Almost a century ago, independent research studies by an English graduate student and docent working in Zürich, Charles E. Overton, and a professor of pharmacology at the University of Marburg, Hans H. Meyer, revealed that the narcotizing potencies of alcohols and anesthetics are proportional to their lipid solubility (hydrophobicity). Such observations led to the idea that alcohols exert their primary action in a non-specific manner on membrane lipids, and only secondarily affect the function of membrane proteins. With many subsequent studies confirming the hydrophobic nature of alcohol’s effects in the nervous system, the ‘lipid theory’ of alcohol action became widely accepted over the past century (cf. Weight, 1992). In recent years, evidence has been accumulating that alcohols can affect the function of a number of different types of membrane ion channels. These membrane proteins mediate the generation of action potentials or postsynaptic potentials (PSPs) in neurons (cf. Hille, 1992). These proteins form a transmembrane ion channel that is opened by membrane voltage or when a specific type of neurotransmitter (or agonist) binds to a site on the extracellular surface of the protein. The open ion channel permits the flow of selective ions down their concentration gradient resulting in depolarization or hyperpolarization of the membrane potential to generate action potentials or postsynaptic potentials. The flow of charged ions through these channels can be detected using electrophysiological techniques, permitting detailed investigation of the function of these proteins. Consequently, these methods have been used in many recent studies on the effects of alcohols on the function of membrane ion channels. The papers in this issue of Neurochemistry International review alcohol actions on various types of membrane ion channels. This paper reviews studies of alcohol effects on membrane ion channels that are gated by extracellular adenosine 5′-triphosphate (ATP).

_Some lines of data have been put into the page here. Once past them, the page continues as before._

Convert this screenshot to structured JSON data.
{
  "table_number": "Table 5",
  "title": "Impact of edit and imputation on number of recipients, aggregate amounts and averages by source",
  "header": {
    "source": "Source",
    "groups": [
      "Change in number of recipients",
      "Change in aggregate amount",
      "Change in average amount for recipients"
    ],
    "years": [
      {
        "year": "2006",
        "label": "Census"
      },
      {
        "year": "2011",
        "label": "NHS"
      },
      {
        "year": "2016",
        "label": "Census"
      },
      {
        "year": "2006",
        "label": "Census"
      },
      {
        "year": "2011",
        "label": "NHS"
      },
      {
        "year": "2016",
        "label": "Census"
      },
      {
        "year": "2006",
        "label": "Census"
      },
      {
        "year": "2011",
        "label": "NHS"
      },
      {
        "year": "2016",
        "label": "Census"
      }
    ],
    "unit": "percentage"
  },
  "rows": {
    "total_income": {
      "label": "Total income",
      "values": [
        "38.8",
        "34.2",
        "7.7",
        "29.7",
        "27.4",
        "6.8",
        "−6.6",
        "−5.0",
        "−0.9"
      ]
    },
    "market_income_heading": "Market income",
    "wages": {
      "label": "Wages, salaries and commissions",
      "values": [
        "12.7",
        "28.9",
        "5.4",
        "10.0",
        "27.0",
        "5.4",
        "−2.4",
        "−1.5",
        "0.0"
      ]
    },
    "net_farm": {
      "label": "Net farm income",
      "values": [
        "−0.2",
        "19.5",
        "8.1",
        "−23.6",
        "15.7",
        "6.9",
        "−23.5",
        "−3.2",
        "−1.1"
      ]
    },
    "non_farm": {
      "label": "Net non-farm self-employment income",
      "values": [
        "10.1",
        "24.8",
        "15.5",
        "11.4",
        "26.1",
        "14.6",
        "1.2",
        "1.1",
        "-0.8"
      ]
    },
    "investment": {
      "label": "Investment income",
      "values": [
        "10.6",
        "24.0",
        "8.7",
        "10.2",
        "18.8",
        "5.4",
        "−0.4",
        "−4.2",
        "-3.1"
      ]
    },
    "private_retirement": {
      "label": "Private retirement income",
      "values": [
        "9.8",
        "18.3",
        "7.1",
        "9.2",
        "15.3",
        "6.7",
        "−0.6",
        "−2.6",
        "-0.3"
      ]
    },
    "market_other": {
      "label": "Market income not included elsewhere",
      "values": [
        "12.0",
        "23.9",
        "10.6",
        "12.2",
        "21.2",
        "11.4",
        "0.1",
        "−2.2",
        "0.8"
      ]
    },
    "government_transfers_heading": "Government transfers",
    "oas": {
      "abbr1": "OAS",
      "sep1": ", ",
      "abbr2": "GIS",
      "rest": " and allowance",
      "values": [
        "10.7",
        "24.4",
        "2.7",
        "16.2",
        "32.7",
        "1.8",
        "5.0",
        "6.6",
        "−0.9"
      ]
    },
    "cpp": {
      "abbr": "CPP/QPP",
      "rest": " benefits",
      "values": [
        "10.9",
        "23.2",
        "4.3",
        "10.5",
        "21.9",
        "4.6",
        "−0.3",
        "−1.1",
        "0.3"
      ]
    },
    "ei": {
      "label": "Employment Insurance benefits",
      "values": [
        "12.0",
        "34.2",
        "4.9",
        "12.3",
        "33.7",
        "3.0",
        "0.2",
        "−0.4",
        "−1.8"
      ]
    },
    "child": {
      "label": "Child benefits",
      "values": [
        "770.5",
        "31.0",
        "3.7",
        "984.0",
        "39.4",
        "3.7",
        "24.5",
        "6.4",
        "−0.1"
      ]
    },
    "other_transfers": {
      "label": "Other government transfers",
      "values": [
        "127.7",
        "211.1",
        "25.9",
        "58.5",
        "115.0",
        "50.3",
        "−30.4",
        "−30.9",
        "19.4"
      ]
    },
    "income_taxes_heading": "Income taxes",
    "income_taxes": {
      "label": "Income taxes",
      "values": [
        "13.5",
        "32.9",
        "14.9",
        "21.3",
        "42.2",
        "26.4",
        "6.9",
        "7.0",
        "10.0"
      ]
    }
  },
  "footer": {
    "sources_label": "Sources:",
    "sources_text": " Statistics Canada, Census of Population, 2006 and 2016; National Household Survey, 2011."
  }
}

Membrane ion channels gated by extracellular ATP have been designated P2X receptors. These receptor-channels have recently received much attention due to their potential importance in neuronal function of the central and peripheral nervous systems. Activation of P2X receptors elicits excitatory postsynaptic currents (EPSCs) or excitatory postsynaptic potentials (EPSPs) in both central and peripheral neurons (Edwards et al., 1992, Evans et al., 1992, Silinsky et al., 1992, Galligan and Bertrand, 1994), and excitatory junction potentials in smooth muscle cells (Sneddon et al., 1982). Activation of P2X receptors also mediates excitatory responses in a variety of central and peripheral neurons (Krishtal et al., 1983, Bean, 1990, Fieber and Adams, 1991, Ueno et al., 1992, Li et al., 1993a, Li et al., 1993b, Shen and North, 1993, Khakh et al., 1995). Recent studies have revealed that these receptor-channels are highly sensitive to a number of endogenous agents, including Zn²⁺ (Cloues et al., 1993, Li et al., 1993b, Li et al., 1997c), Cu²⁺ (Li et al., 1996c), H⁺ (Li et al., 1996a, Li et al., 1996b, Li et al., 1997a), Mg²⁺ and Ca²⁺ (Krishtal et al., 1988, Nakazawa and Hess, 1993, Li et al., 1997b). Seven P2X receptor subunits, designated P2X1 to P2X7, have been cloned to date, and these subunits have been found to be widely distributed in the central and peripheral nervous systems, including cerebral cortex, hippocampus, thalamus, hypothalamus, midbrain, cerebellum, spinal cord and sensory ganglia (except for P2X3, which has been found only in sensory ganglia and sensory C-fibers) (Kidd et al., 1995, Buell et al., 1996, Collo et al., 1996, Séguéla). The studies reviewed here on alcohol effects on P2X receptors indicate that alcohols affect the function of these receptor-channels by a unique and specific mechanism that involves a direct alcohol interaction with the receptor protein. In addition, recent evidence suggests that the alcohol sensitivity of P2X receptors may be regulated by physiological mechanisms.